David waved them off, his hand still coated with flour. “Water under the bridge. She got remarried. We’re good now.”
“The night of the fire, you said you were home in bed with Heather,” Ellery said.
“I said it because that’s where I was.”
“I looked up your divorce records,” Reed told him. “They suggest that you weren’t always in your bed when you were supposed to be. Heather filed on the grounds of marital infidelity.”
Anger flashed across David’s face, but he reined it in quick. “Like I said: it’s old news. Was I
the greatest husband in the world? No. Did she walk away with close to a hundred grand of my money after just three years of marriage? Yeah, she did. So let’s say I paid for my sins, okay?” He frowned at them. “I don’t see how this is any business to the FBI in any case.”

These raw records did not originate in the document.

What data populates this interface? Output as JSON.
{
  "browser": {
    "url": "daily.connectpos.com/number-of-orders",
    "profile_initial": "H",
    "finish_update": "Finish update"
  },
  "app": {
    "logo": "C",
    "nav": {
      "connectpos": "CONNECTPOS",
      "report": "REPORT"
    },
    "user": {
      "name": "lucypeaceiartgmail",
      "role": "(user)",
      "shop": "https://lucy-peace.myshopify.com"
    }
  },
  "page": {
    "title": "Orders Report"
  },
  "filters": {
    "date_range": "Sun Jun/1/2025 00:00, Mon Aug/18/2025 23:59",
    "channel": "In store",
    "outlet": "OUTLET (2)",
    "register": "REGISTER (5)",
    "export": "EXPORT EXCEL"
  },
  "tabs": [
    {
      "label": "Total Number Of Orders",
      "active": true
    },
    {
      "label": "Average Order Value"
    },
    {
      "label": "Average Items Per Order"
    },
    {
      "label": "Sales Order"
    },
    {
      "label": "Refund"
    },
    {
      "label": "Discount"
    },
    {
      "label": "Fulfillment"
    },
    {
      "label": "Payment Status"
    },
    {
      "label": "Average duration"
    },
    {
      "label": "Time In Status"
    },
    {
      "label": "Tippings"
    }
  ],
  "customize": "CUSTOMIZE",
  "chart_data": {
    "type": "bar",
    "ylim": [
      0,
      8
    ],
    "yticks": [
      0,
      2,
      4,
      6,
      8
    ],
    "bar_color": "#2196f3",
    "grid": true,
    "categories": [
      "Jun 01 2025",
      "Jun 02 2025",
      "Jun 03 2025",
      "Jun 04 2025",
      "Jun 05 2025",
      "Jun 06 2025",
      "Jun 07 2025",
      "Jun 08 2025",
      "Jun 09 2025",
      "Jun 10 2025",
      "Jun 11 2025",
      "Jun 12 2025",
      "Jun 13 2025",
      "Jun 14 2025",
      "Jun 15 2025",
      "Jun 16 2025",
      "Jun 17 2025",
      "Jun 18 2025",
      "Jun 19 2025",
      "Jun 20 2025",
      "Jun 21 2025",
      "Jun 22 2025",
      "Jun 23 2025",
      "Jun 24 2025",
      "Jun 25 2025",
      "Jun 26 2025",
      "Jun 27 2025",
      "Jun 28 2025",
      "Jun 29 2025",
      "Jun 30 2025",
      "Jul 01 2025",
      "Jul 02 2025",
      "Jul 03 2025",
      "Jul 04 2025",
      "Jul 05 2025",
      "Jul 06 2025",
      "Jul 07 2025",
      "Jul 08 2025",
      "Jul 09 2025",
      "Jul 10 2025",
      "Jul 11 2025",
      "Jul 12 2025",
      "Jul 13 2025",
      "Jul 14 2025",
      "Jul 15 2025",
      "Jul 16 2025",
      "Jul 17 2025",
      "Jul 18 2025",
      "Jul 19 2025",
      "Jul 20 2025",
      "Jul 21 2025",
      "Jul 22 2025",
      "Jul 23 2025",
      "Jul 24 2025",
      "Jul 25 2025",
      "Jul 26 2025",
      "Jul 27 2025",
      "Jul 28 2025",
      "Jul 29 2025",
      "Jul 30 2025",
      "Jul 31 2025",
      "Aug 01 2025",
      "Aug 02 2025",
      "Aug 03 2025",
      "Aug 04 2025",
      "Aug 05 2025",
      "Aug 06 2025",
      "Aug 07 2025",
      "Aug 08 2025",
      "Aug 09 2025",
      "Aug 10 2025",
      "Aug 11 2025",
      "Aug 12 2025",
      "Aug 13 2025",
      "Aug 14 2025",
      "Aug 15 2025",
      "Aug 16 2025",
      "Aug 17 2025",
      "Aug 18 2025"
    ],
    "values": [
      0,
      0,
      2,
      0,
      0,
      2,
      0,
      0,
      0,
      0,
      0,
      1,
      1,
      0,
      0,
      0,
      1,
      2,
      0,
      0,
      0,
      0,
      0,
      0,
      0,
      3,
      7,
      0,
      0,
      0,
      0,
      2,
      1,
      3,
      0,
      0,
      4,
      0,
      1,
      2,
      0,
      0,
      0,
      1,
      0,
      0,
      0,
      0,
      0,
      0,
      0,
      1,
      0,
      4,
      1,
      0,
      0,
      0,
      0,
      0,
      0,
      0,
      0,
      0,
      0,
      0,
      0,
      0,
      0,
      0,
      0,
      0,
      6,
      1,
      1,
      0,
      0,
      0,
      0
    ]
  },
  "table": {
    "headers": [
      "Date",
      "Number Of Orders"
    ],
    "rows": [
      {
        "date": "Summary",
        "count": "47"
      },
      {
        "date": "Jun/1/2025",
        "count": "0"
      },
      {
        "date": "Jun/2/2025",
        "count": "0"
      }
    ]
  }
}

“At the FBI, we have the luxury of deciding for ourselves what is and isn’t our business,” Reed told him.
“Suit yourself. I just thought you’d have more important things to do than sit around here asking me whether I screwed around on my wife twenty years ago.”
“We’re more interested in whether you screwed around on her twenty-nine years ago,” Reed replied.
“Twenty-nine years ago we weren’t even married.”
“Yes, but Myra was,” Reed said. “To your brother, Patrick.”
At this, David froze, just for a fraction of a second. He didn’t have a canned, ready response, and the shock of these names, after all these years, showed on his face. “Patrick and me, we don’t talk anymore. After the fire, he went his way and I went mine.”
“You fought over the store,” Ellery said. “You wanted out, even before the fire.”
“We inherited the place from our father. It was always his dream, not mine. Patrick loved working in the shop, carving out some new fancy table leg or whatever the hell inspired him on that particular day. To me, a chair’s something you sit on, not a piece of art. He wanted me to work the business end so he could be hammering and sawing all day. No, thanks. That wasn’t how I wanted to spend my days.”
“The store was in financial trouble before the fire,” Reed said. “You both could have lost everything.”
David’s gaze turned fierce again. “Patrick did lose everything. He lost his son! Don’t think for a second we looked on that fire as any kind of blessing.”
Ellery wanted to look at Reed, to check his reaction to David calling Bobby Patrick’s son, but she dared not give away their suspicions just yet. “It wasn’t a blessing for him,” she allowed, “but you got what you wanted.”